The appliance of science
One of the many positive developments to have occurred during my time as a professional is the proliferation of scientific thinking in the industry. The influence and contributions of thought leaders such as Donald Norman, Alan Cooper and others cannot be overstated; what they have brought to the table is a shift in rationale from the old, instinctive design sensibility to a more effective, research-driven approach. So we have gone from arguing that a button with rounded corners simply “looks right” (instinctive) to stating that it has affordance and benefits from the Aesthetic-Usability Effect (scientific). What’s more, data supports the fact that attractive things work better.
That’s… logical, captain
Without question this type of approach demands more from the designer: craft, study, insight. It can also supply some much-needed constraints within which creativity can flourish, rather than relying on the artist’s muse. Arguing a point based on data and evidence is less likely to result in needless exchanges with a client over the amount of [insert client’s favourite colour here]. That’s not to say it will never happen, but our position as professionals is strengthened when we can actively demonstrate a thorough knowledge of the rules of the game.
We might assume to “know” so much gained from experience or absorbed from years of industry-related reading but regular reassessment of what we assume to be firm knowledge can only be healthy. Plus it is much more conducive to a sustained and successful career in design. Taking the opportunity has never been easier, with the web as a central hub for debates and discussions that lead to shifts in our industry and each of us with a front row seat.

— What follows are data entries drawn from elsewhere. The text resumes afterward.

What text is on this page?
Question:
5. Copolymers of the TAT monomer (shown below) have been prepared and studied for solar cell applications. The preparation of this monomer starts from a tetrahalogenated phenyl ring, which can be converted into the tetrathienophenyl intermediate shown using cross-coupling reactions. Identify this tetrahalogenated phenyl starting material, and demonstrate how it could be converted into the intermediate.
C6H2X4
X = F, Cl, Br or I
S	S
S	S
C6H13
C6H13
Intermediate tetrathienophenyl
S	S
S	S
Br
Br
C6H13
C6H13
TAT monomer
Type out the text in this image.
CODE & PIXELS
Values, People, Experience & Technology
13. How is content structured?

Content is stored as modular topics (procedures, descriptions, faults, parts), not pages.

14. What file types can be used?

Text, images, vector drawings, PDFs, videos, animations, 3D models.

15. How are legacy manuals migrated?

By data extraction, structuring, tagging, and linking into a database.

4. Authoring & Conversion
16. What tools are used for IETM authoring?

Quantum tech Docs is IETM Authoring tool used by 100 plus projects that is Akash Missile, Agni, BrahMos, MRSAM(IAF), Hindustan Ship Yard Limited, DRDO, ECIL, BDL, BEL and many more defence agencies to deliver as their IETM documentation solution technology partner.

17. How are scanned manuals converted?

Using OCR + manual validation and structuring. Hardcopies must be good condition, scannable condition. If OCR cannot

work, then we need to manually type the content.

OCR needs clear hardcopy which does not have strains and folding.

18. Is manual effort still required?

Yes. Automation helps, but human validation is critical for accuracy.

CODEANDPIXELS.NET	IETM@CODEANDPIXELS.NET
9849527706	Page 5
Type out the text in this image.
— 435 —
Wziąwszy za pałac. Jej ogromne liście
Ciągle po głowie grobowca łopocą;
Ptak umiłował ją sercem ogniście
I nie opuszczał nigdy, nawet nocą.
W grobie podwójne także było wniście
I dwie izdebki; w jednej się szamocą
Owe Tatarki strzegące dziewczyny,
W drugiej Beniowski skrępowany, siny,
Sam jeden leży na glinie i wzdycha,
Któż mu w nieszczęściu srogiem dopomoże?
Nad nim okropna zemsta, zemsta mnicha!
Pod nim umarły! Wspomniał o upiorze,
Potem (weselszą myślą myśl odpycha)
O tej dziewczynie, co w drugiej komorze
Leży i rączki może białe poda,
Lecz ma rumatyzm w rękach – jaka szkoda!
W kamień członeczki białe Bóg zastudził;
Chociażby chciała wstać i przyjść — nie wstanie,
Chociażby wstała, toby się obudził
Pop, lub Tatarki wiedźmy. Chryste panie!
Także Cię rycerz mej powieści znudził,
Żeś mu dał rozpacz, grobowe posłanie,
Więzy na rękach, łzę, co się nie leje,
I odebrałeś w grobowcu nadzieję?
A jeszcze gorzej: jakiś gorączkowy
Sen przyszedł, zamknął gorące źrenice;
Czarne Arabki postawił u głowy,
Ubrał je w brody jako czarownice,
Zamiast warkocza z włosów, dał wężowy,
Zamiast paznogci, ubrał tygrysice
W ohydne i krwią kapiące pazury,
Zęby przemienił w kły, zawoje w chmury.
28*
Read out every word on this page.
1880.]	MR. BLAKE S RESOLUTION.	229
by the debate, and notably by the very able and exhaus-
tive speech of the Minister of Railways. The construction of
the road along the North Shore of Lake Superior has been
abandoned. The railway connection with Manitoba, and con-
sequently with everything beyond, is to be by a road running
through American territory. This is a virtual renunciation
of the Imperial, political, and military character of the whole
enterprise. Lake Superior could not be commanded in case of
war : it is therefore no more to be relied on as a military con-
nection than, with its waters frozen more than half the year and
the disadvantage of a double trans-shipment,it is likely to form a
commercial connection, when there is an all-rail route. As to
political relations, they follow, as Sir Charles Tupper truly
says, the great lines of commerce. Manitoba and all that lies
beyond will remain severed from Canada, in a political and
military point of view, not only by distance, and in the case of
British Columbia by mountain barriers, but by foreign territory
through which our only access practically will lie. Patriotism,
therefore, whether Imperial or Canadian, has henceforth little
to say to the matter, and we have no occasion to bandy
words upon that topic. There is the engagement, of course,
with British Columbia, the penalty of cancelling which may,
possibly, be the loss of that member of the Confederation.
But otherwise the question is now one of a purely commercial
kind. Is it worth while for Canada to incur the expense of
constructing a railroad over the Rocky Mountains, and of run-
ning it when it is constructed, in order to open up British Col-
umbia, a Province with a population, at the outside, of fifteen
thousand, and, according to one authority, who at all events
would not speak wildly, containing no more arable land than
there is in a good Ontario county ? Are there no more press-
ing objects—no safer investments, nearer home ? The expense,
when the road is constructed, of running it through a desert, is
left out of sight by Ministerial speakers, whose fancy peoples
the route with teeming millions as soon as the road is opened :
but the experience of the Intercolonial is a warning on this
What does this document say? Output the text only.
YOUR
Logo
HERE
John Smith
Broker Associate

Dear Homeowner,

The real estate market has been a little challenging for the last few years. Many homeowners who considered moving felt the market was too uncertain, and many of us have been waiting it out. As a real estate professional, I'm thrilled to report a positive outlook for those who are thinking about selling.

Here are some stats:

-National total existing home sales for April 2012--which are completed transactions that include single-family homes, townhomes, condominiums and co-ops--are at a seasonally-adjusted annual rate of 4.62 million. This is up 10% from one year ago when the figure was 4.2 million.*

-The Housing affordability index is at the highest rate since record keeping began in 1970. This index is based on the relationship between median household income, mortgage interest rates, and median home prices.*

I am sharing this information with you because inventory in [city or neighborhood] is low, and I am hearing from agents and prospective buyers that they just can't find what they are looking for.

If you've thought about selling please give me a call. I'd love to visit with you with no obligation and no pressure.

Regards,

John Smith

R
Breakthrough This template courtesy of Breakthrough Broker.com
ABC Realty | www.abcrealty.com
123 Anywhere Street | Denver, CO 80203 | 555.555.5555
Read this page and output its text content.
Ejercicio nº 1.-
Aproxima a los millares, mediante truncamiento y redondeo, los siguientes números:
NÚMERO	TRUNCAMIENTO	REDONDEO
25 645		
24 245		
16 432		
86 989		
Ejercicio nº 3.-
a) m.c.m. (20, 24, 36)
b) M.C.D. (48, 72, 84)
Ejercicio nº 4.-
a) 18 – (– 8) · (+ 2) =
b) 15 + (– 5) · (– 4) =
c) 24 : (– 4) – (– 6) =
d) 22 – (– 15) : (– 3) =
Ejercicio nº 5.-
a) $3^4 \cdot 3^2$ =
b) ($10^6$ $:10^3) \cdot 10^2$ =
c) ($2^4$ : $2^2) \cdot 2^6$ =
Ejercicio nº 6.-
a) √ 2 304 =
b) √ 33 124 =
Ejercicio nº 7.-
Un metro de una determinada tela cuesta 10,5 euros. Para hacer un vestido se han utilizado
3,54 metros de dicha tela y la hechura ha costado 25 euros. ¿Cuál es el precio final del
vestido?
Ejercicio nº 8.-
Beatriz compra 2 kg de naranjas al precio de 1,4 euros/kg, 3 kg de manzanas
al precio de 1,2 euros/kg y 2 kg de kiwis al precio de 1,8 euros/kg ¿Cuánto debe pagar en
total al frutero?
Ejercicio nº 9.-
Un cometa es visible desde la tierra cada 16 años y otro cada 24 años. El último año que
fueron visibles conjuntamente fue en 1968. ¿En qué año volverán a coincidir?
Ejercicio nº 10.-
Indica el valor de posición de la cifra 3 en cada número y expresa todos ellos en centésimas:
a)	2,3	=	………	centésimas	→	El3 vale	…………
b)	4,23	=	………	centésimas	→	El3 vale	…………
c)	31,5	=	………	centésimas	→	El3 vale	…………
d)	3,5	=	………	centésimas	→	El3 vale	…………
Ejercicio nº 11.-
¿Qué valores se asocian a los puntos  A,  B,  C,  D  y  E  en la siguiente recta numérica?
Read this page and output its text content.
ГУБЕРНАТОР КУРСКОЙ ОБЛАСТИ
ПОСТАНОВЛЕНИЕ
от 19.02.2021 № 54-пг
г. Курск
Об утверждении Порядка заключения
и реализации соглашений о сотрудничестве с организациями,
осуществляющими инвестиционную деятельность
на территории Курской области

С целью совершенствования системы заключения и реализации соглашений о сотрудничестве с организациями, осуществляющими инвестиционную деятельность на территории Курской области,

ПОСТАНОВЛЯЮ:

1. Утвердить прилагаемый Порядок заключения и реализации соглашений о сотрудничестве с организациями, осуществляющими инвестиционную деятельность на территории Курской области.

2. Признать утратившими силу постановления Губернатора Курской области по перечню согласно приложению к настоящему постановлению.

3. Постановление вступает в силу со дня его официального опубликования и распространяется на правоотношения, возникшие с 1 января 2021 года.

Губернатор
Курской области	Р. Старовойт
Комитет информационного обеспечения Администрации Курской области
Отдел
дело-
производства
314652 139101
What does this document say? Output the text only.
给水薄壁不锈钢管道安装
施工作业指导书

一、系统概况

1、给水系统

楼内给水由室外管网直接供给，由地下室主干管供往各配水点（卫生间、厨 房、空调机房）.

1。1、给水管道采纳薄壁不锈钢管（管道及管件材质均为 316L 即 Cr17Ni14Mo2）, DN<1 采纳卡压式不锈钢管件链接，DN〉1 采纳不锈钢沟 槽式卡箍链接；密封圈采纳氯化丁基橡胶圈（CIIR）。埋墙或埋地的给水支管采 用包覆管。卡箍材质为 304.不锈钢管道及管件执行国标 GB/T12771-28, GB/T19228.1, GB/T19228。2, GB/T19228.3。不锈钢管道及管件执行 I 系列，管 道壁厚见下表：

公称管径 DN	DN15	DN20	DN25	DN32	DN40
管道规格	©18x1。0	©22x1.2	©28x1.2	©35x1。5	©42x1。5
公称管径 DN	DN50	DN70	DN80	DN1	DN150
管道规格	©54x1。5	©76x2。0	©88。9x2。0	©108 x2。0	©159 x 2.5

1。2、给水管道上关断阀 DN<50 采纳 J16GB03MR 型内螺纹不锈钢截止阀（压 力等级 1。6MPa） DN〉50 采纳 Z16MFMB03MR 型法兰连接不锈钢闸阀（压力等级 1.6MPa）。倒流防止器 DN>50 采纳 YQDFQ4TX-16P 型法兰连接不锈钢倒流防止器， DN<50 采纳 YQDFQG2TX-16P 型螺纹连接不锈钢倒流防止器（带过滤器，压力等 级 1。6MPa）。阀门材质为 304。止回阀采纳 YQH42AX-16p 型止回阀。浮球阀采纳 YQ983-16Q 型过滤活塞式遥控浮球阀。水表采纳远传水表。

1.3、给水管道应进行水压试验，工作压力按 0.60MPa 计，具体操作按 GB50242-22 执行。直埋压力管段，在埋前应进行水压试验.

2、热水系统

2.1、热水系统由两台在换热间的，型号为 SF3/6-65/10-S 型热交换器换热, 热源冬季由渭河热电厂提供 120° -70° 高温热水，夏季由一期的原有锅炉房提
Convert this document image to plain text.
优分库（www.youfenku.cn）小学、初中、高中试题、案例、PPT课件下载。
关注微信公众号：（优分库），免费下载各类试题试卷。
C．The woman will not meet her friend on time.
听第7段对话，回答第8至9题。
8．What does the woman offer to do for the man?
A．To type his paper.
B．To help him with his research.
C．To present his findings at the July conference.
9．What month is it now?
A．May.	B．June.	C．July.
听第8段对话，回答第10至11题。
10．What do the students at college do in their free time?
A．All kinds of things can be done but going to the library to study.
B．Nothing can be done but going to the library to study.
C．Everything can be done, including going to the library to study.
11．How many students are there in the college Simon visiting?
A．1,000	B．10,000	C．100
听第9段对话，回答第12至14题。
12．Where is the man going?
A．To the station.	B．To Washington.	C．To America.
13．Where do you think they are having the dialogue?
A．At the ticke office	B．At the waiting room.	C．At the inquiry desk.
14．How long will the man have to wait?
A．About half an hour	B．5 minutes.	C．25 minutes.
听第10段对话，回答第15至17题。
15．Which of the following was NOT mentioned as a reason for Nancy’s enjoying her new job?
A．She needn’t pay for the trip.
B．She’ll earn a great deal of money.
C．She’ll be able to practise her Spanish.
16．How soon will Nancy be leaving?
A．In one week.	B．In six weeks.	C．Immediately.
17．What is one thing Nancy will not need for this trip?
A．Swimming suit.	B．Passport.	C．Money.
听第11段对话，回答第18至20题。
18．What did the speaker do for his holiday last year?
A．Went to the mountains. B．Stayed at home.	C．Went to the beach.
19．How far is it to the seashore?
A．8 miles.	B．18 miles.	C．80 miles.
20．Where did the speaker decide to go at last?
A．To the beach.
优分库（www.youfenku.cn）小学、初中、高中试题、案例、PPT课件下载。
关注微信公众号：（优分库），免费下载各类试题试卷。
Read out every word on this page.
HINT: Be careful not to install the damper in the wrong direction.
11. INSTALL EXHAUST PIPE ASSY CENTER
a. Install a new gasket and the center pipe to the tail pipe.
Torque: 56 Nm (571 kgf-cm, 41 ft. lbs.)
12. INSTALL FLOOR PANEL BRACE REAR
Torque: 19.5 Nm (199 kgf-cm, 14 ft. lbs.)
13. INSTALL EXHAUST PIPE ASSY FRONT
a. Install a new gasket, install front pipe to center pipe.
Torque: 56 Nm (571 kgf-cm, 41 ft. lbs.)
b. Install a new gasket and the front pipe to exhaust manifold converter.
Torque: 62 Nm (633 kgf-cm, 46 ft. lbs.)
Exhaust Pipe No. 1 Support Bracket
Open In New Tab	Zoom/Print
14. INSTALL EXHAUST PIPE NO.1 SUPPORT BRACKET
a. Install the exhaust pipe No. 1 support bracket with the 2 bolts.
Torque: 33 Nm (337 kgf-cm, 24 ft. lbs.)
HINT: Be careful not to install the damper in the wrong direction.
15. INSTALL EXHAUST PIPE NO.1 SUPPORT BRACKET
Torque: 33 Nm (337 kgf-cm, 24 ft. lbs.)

Hackneyed it may be, but designers cannot afford to stop learning about the components of professional practice, particularly those of us who have had extended tenures in the field. Old thinking needs to be identified and regularly weeded out. We need to challenge accepted truths time and again, reassess our own subjective views and progress our work and contribution.
Gratuitous Star Wars quote
To paraphrase Yoda, we need to unlearn what we have learned – and then relearn it, sometimes daily.